Sería muy propio de Ambrose, no obstante, despertarla y pedirle que escuchara. Sí, sin duda. Si alguna vez un muerto intentara hablar con los vivos, ese sería Ambrose Pike; él, con sus nobles fantasías sobre lo metafísico y lo milagroso. Incluso casi había convencido a Alma de la existencia de los milagros, y ella no era dada a tales creencias. ¿Acaso no parecieron hechiceros, aquella noche en el cuarto de encuadernar, hablando sin palabras, hablando por las plantas de los pies y las palmas de las manos? Ambrose quería dormir junto a ella, le dijo, para escuchar sus pensamientos. Alma quería dormir junto a él para fornicar por fin, para meterse el miembro de un hombre dentro de la boca…, pero él solo quería escuchar sus pensamientos. ¿Por qué ella no le permitió escucharla? ¿Por qué él no le permitió a ella acercarse?

¿Alguna vez había pensado en ella, aunque fuera una sola vez, aquí en Tahití?

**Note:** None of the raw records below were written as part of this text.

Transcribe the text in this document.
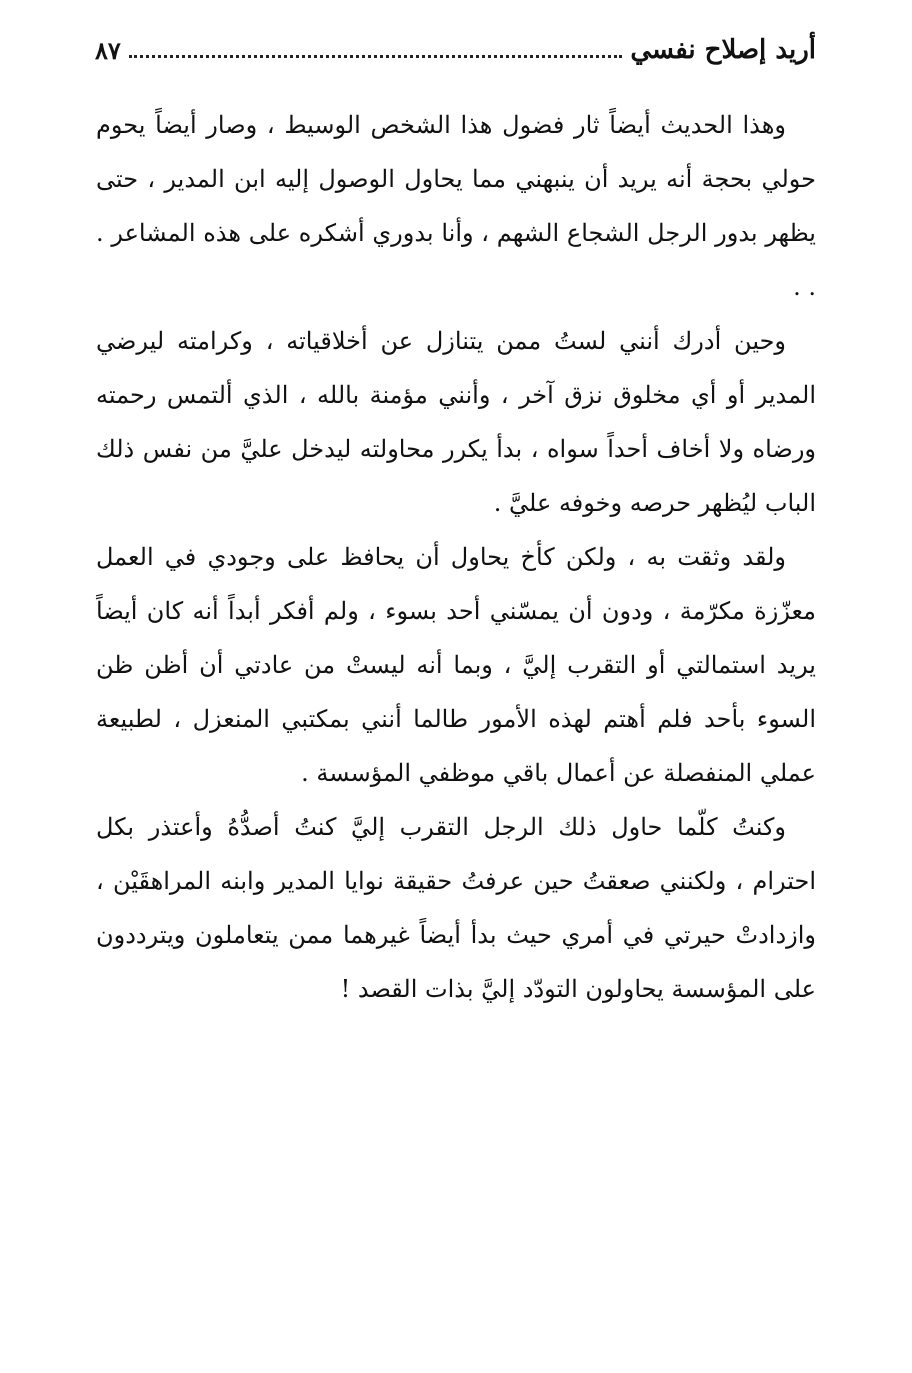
أريد إصلاح نفسي
٨٧

وهذا الحديث أيضاً ثار فضول هذا الشخص الوسيط ، وصار أيضاً يحوم حولي بحجة أنه يريد أن ينبهني مما يحاول الوصول إليه ابن المدير ، حتى يظهر بدور الرجل الشجاع الشهم ، وأنا بدوري أشكره على هذه المشاعر . . .

وحين أدرك أنني لستُ ممن يتنازل عن أخلاقياته ، وكرامته ليرضي المدير أو أي مخلوق نزق آخر ، وأنني مؤمنة بالله ، الذي ألتمس رحمته ورضاه ولا أخاف أحداً سواه ، بدأ يكرر محاولته ليدخل عليَّ من نفس ذلك الباب ليُظهر حرصه وخوفه عليَّ .

ولقد وثقت به ، ولكن كأخ يحاول أن يحافظ على وجودي في العمل معزّزة مكرّمة ، ودون أن يمسّني أحد بسوء ، ولم أفكر أبداً أنه كان أيضاً يريد استمالتي أو التقرب إليَّ ، وبما أنه ليستْ من عادتي أن أظن ظن السوء بأحد فلم أهتم لهذه الأمور طالما أنني بمكتبي المنعزل ، لطبيعة عملي المنفصلة عن أعمال باقي موظفي المؤسسة .

وكنتُ كلّما حاول ذلك الرجل التقرب إليَّ كنتُ أصدُّهُ وأعتذر بكل احترام ، ولكنني صعقتُ حين عرفتُ حقيقة نوايا المدير وابنه المراهقَيْن ، وازدادتْ حيرتي في أمري حيث بدأ أيضاً غيرهما ممن يتعاملون ويترددون على المؤسسة يحاولون التودّد إليَّ بذات القصد !
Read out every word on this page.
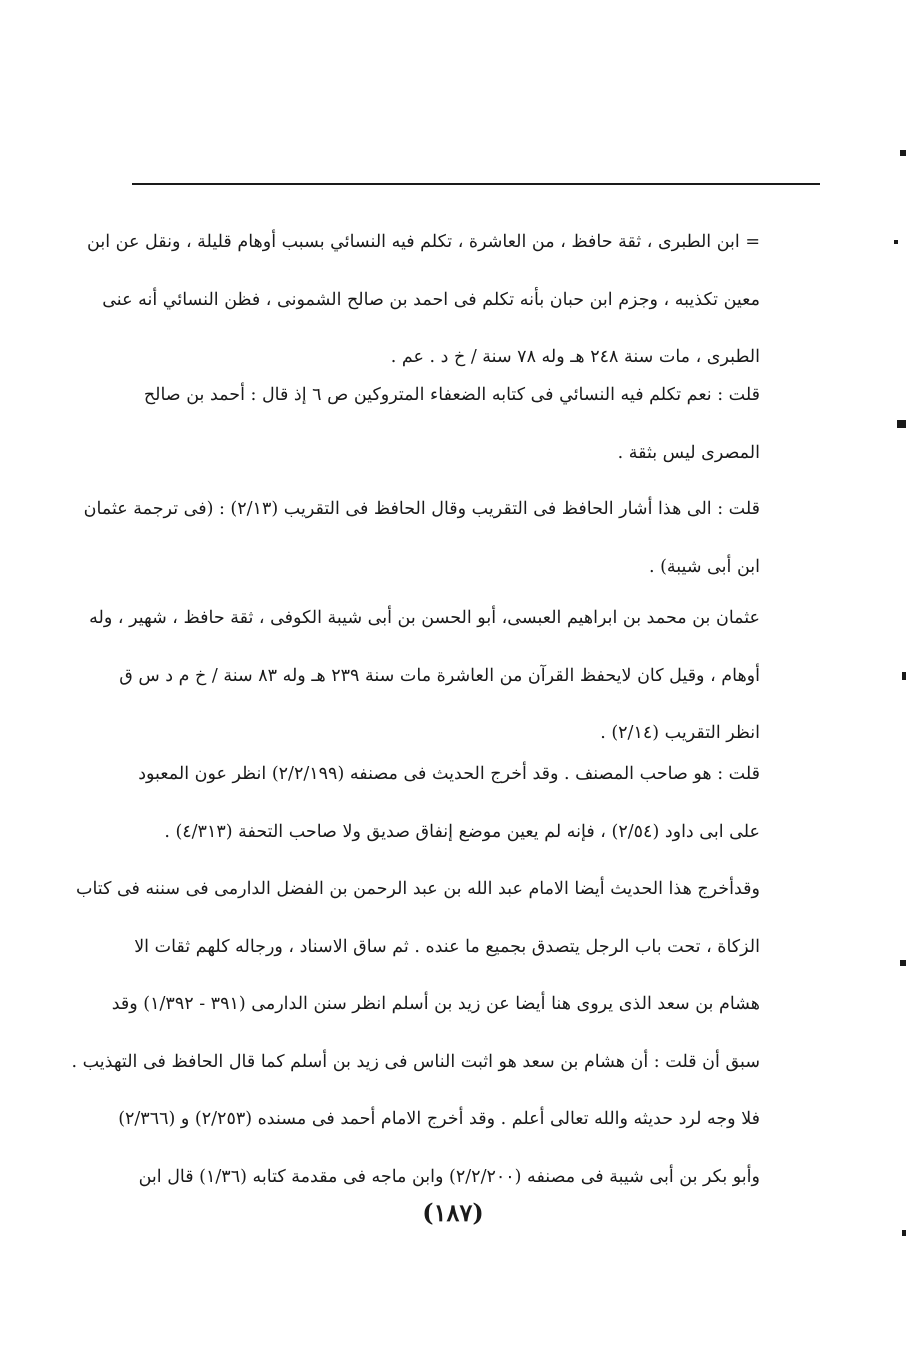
= ابن الطبرى ، ثقة حافظ ، من العاشرة ، تكلم فيه النسائي بسبب أوهام قليلة ، ونقل عن ابن
معين تكذيبه ، وجزم ابن حبان بأنه تكلم فى احمد بن صالح الشمونى ، فظن النسائي أنه عنى
الطبرى ، مات سنة ٢٤٨ هـ وله ٧٨ سنة / خ د . عم .
قلت : نعم تكلم فيه النسائي فى كتابه الضعفاء المتروكين ص ٦ إذ قال : أحمد بن صالح
المصرى ليس بثقة .
قلت : الى هذا أشار الحافظ فى التقريب وقال الحافظ فى التقريب (٢/١٣) : (فى ترجمة عثمان
ابن أبى شيبة) .
عثمان بن محمد بن ابراهيم العبسى، أبو الحسن بن أبى شيبة الكوفى ، ثقة حافظ ، شهير ، وله
أوهام ، وقيل كان لايحفظ القرآن من العاشرة مات سنة ٢٣٩ هـ وله ٨٣ سنة / خ م د س ق
انظر التقريب (٢/١٤) .
قلت : هو صاحب المصنف . وقد أخرج الحديث فى مصنفه (٢/٢/١٩٩) انظر عون المعبود
على ابى داود (٢/٥٤) ، فإنه لم يعين موضع إنفاق صديق ولا صاحب التحفة (٤/٣١٣) .
وقدأخرج هذا الحديث أيضا الامام عبد الله بن عبد الرحمن بن الفضل الدارمى فى سننه فى كتاب
الزكاة ، تحت باب الرجل يتصدق بجميع ما عنده . ثم ساق الاسناد ، ورجاله كلهم ثقات الا
هشام بن سعد الذى يروى هنا أيضا عن زيد بن أسلم انظر سنن الدارمى (٣٩١ - ١/٣٩٢) وقد
سبق أن قلت : أن هشام بن سعد هو اثبت الناس فى زيد بن أسلم كما قال الحافظ فى التهذيب .
فلا وجه لرد حديثه والله تعالى أعلم . وقد أخرج الامام أحمد فى مسنده (٢/٢٥٣) و (٢/٣٦٦)
وأبو بكر بن أبى شيبة فى مصنفه (٢/٢/٢٠٠) وابن ماجه فى مقدمة كتابه (١/٣٦) قال ابن
(١٨٧)
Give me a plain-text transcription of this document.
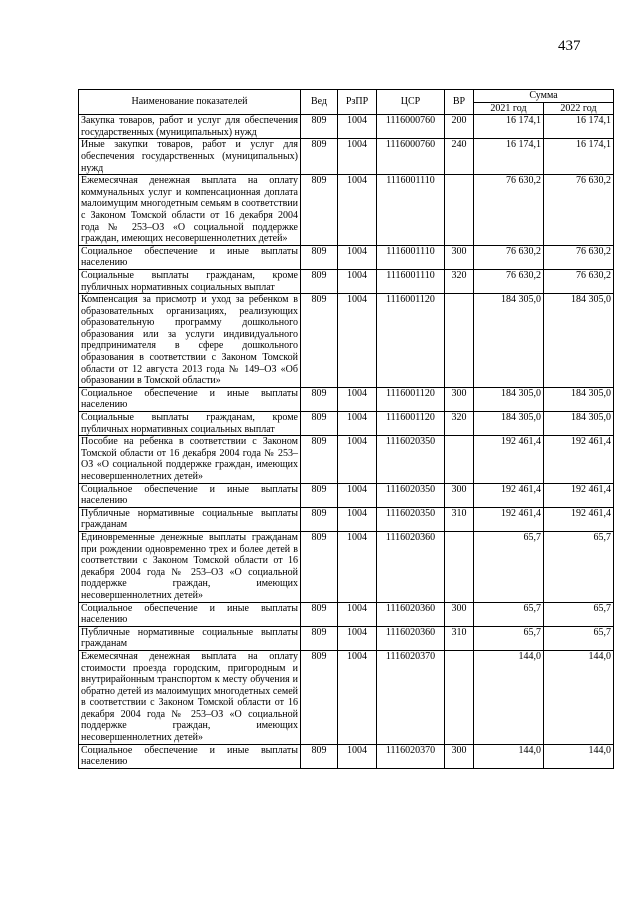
437
Наименование показателей	Вед	РзПР	ЦСР	ВР	Сумма	
					2021 год	2022 год
Закупка товаров, работ и услуг для обеспечения государственных (муниципальных) нужд	809	1004	1116000760	200	16 174,1	16 174,1
Иные закупки товаров, работ и услуг для обеспечения государственных (муниципальных) нужд	809	1004	1116000760	240	16 174,1	16 174,1
Ежемесячная денежная выплата на оплату коммунальных услуг и компенсационная доплата малоимущим многодетным семьям в соответствии с Законом Томской области от 16 декабря 2004 года № 253–ОЗ «О социальной поддержке граждан, имеющих несовершеннолетних детей»	809	1004	1116001110		76 630,2	76 630,2
Социальное обеспечение и иные выплаты населению	809	1004	1116001110	300	76 630,2	76 630,2
Социальные выплаты гражданам, кроме публичных нормативных социальных выплат	809	1004	1116001110	320	76 630,2	76 630,2
Компенсация за присмотр и уход за ребенком в образовательных организациях, реализующих образовательную программу дошкольного образования или за услуги индивидуального предпринимателя в сфере дошкольного образования в соответствии с Законом Томской области от 12 августа 2013 года № 149–ОЗ «Об образовании в Томской области»	809	1004	1116001120		184 305,0	184 305,0
Социальное обеспечение и иные выплаты населению	809	1004	1116001120	300	184 305,0	184 305,0
Социальные выплаты гражданам, кроме публичных нормативных социальных выплат	809	1004	1116001120	320	184 305,0	184 305,0
Пособие на ребенка в соответствии с Законом Томской области от 16 декабря 2004 года № 253–ОЗ «О социальной поддержке граждан, имеющих несовершеннолетних детей»	809	1004	1116020350		192 461,4	192 461,4
Социальное обеспечение и иные выплаты населению	809	1004	1116020350	300	192 461,4	192 461,4
Публичные нормативные социальные выплаты гражданам	809	1004	1116020350	310	192 461,4	192 461,4
Единовременные денежные выплаты гражданам при рождении одновременно трех и более детей в соответствии с Законом Томской области от 16 декабря 2004 года № 253–ОЗ «О социальной поддержке граждан, имеющих несовершеннолетних детей»	809	1004	1116020360		65,7	65,7
Социальное обеспечение и иные выплаты населению	809	1004	1116020360	300	65,7	65,7
Публичные нормативные социальные выплаты гражданам	809	1004	1116020360	310	65,7	65,7
Ежемесячная денежная выплата на оплату стоимости проезда городским, пригородным и внутрирайонным транспортом к месту обучения и обратно детей из малоимущих многодетных семей в соответствии с Законом Томской области от 16 декабря 2004 года № 253–ОЗ «О социальной поддержке граждан, имеющих несовершеннолетних детей»	809	1004	1116020370		144,0	144,0
Социальное обеспечение и иные выплаты населению	809	1004	1116020370	300	144,0	144,0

Tal vez estaba tratando de enviarle mensajes ahora, pero la brecha era demasiado grande. Tal vez las palabras se empapaban y se volvían indescifrables al cruzar el gran abismo entre la muerte y la tierra, igual que esas cartas tristes y echadas a perder que a veces el reverendo Welles recibía de su mujer desde Inglaterra.

—¿Quién eras tú? —preguntó Alma a Ambrose en la noche plomiza, mirando al otro lado de la bahía silenciosa y reflectante. En la playa vacía, su voz sonó con tal fuerza que la sobresaltó. Esperó una respuesta hasta que le dolieron las orejas, pero no oyó nada. Ni siquiera una pequeña ola rompía en la playa. El agua podría ser peltre fundido, y el aire también.

—¿Dónde estás ahora, Ambrose? —preguntó, esta vez en voz más baja.

Ni un sonido.

—Enséñame dónde puedo encontrar al Muchacho —le pidió, en un murmullo.

Ambrose no respondió.

La bahía de Matavai no respondió.

El cielo no respondió.

Soplaba brasas ya frías; no había nada ahí.

Alma se sentó y esperó. Pensó en la historia que el reverendo Welles le había contado acerca de Taroa, el dios original de los tahitianos. Taroa, el creador. Taroa, nacido en una caracola. Taroa yació en silencio durante un sinfín de eras, único ser vivo en el universo. El mundo estaba tan vacío que, cuando habló en plena oscuridad, ni siquiera hubo eco. Casi murió de soledad. De esa soledad y ese vacío incalculables, Taroa sacó nuestro mundo.

Alma se acostó en la arena y cerró los ojos. Se estaba más cómodo aquí que en el colchón de su casa caldeada. No le molestaban los cangrejos, que se tambaleaban y correteaban a su alrededor. Ellos, dentro de sus caparazones, eran lo único que se movía en la playa, los únicos seres vivos en el universo. Esperó en esa pequeña franja de tierra que separaba los dos cielos hasta que salió el sol y todas las estrellas desaparecieron tanto del cielo como del mar, pero nadie le dijo nada.

***

Llegó Navidad y la estación de las lluvias. La lluvia supuso un alivio del calor incesante, pero también trajo caracoles de impresionante tamaño y húmedas manchas de moho que crecían en los pliegues de las faldas cada vez más raídas de Alma. La playa de arena negra de la bahía de Matavai acabó remojada como una sopa. Con esas lluvias torrenciales, Alma pasaba los días en casa, donde apenas podía oír sus pensamientos bajo las tormentosas aguas que asediaban el tejado. La naturaleza fue invadiendo su cada vez más diminuto espacio. La población de lagartos en el techo de Alma se triplicó de la noche a la mañana (casi una plaga bíblica) y dejaban gruesas gotas de estiércol e insectos a medio digerir por toda la fare. Del único zapato que le quedaba a Alma en el mundo brotaron hongos, en las enconadas profundidades. Colgaba los racimos de plátano de las vigas, para impedir que las ratas, mojadas e insistentes, se fugaran con ellos.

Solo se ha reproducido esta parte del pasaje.